Impact of Donor-Specific Antibodies on Graft Fibrosis After Pediatric Living Donor Liver Transplantation for Biliary Atresia

Abstract

BackgroundPediatric living donor liver transplant (LDLT) patients sometimes develop graft fibrosis after non-recurrent diseases such as biliary atresia (BA). Donor-specific antibodies (DSA) have recently been shown to play a possible role in graft damage after liver transplantation. We report the impact of DSA on pediatric LDLT for BA patients. MethodsPatients under age 18 years who received LDLT for BA at our institution and who had at least 5 years' follow-up were identified, and 23 were eventually enrolled in this study. Pathological findings were assessed with the use of the last available biopsy. Patients were divided into 2 groups, DSA-positive and DSA-negative.
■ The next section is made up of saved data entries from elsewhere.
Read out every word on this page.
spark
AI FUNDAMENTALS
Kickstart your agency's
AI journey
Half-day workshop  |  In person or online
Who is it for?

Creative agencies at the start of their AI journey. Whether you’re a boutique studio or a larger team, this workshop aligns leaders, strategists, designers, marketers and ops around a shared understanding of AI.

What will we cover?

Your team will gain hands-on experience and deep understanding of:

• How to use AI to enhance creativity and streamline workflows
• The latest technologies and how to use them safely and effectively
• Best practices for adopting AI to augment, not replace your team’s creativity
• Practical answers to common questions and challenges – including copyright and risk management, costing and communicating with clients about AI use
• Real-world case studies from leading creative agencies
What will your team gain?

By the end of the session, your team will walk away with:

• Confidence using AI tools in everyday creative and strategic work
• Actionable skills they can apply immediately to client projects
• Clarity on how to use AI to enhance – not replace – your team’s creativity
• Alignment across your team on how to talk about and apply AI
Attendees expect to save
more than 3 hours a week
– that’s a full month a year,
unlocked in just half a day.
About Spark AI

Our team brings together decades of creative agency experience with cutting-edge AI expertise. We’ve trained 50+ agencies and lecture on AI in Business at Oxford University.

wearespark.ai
Graft fibrosis after LDLT was assessed according to DSA groups. ResultsThe mean patient age at transplant was 2.6 years. The mean time to the last available biopsy after LDLT was 8.2 years (4.8–15.6 years); 6 patients (26%) showed no fibrosis, whereas fibrosis was graded as F1, F2, or F3 in 8 patients (35%), 8 patients (35%), and 1 patient, respectively. DSA were observed in 12 patients (52%). Moderate graft fibrosis (F2 and F3) was found in 7 (58%) of the DSA-positive group, but only 2 (18%) of the DSA-negative group, showing a statistically significant difference (P < .05). Pre-transplant cross-matching was performed in 17 patients. The 2 patients with a positive cross-match were DSA-positive. Six cross-match–negative patients developed de novo DSA after LDLT. ConclusionsGraft fibrosis was observed after LDLT for BA during long-term follow-up, more commonly in DSA-positive patients. DSA may play a role in fibrosis formation.